« Chagall et moi ! » : cinq regards d’artistes sur le créateur du « Message biblique »

Des artistes d’aujourd’hui, tous domaines confondus, se confrontent au peintre mystique et onirique pour fêter les 50 ans du musée qui porte son nom, à Nice.

musée Chagall Nice

Marc Chagall, esquisse pour « Le Paradis », 1961. © RMN-GP / Gérard Blot © ADGAP, Paris 2023

Musée Marc Chagall. Nice

« Peut-être dans cette Maison viendront des jeunes et des moins jeunes chercher un idéal de fraternité et d’amour tel que mes couleurs et mes lignes l’ont rêvé. » Le 7 juillet 1973, dans un discours vibrant, ode à l’universalité et au dialogue spirituel, Marc Chagall inaugure, le jour de ses 85 ans, le musée qui porte son nom à Nice. Dès 1952, en assistant à la construction de la chapelle du Rosaire à Vence (Alpes-Maritimes), dessinée par Matisse, il avait imaginé à son tour un lieu de recueillement, pour lequel il réalisa nombre d’esquisses inspirées de la Bible. Le projet, prévu sur le site des Chapelles de Vence, fut finalement abandonné, au profit d’une donation à la France du cycle du Message biblique.

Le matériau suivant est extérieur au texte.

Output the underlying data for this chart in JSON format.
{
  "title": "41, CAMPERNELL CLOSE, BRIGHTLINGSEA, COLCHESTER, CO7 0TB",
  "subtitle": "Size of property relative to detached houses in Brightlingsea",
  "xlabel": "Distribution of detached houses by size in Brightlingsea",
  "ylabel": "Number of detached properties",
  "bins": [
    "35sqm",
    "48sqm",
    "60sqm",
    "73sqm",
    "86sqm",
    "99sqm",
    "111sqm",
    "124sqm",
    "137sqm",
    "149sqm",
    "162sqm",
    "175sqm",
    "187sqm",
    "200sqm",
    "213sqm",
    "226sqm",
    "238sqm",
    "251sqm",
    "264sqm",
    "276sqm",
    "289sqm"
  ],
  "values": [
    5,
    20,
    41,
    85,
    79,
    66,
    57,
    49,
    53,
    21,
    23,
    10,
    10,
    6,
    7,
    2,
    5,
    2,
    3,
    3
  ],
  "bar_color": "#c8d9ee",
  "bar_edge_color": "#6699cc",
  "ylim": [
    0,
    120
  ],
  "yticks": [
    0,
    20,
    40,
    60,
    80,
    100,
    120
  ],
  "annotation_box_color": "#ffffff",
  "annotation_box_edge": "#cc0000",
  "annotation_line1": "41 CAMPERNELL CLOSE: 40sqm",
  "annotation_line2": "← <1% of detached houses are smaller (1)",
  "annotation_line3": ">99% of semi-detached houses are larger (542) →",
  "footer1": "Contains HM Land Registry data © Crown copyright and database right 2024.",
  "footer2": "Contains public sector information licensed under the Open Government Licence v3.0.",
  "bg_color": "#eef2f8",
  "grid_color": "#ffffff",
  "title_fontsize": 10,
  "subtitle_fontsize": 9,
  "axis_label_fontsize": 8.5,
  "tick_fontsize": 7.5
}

Vingt ans plus tard, le rêve de Chagall ressuscite à Nice, à deux pas des arènes de Cimiez, où André Malraux, le ministre des Affaires culturelles de l’époque, a fait bâtir une « maison des arts pour tous » : un écrin sur mesure qui abritera les œuvres octroyées à l’Etat par le peintre – plus de 500 pièces au total, parmi lesquelles des tableaux, des gravures, des croquis, des sculptures. C’est alors le premier musée national consacré à un artiste en vie.

Chagall
Marc Chagall, « Dieu crée l’Homme », estampe originale, 1931-1934. / © RMN-GP / Gérard Blot © ADGAP, Paris 2023

Marc Chagall est mort en 1985, mais son musée, qui souffle ses cinquante bougies cet été, est bien vivant. En cette année de célébration, Anne Dopffer, la maîtresse de maison, donne carte blanche, en trois épisodes, à des créateurs d’aujourd’hui qui livrent leur vision du maître. Ce deuxième volet (visible jusqu’au 4 septembre) voit ainsi l’écrivain et traducteur de la Bible Frédéric Boyer, associé au dessinateur Serge Bloch, retraduire en images et en mots le Message biblique à partir des travaux sur la Création et le Paradis en les confrontant au texte fondateur. Un exercice réjouissant, comme lorsque le tandem s’interroge sur l’apparition d’un ange dans La Création de l’Homme qu’on ne retrouve pas dans le livre saint.

Serge Bloch
Serge Bloch, « Un ange court », vitrophanie, création digitale pour le musée national Marc Chagall, 2023
© Courtesy de l’artiste. 2023

« La démarche du peintre est similaire à celle du parfumeur »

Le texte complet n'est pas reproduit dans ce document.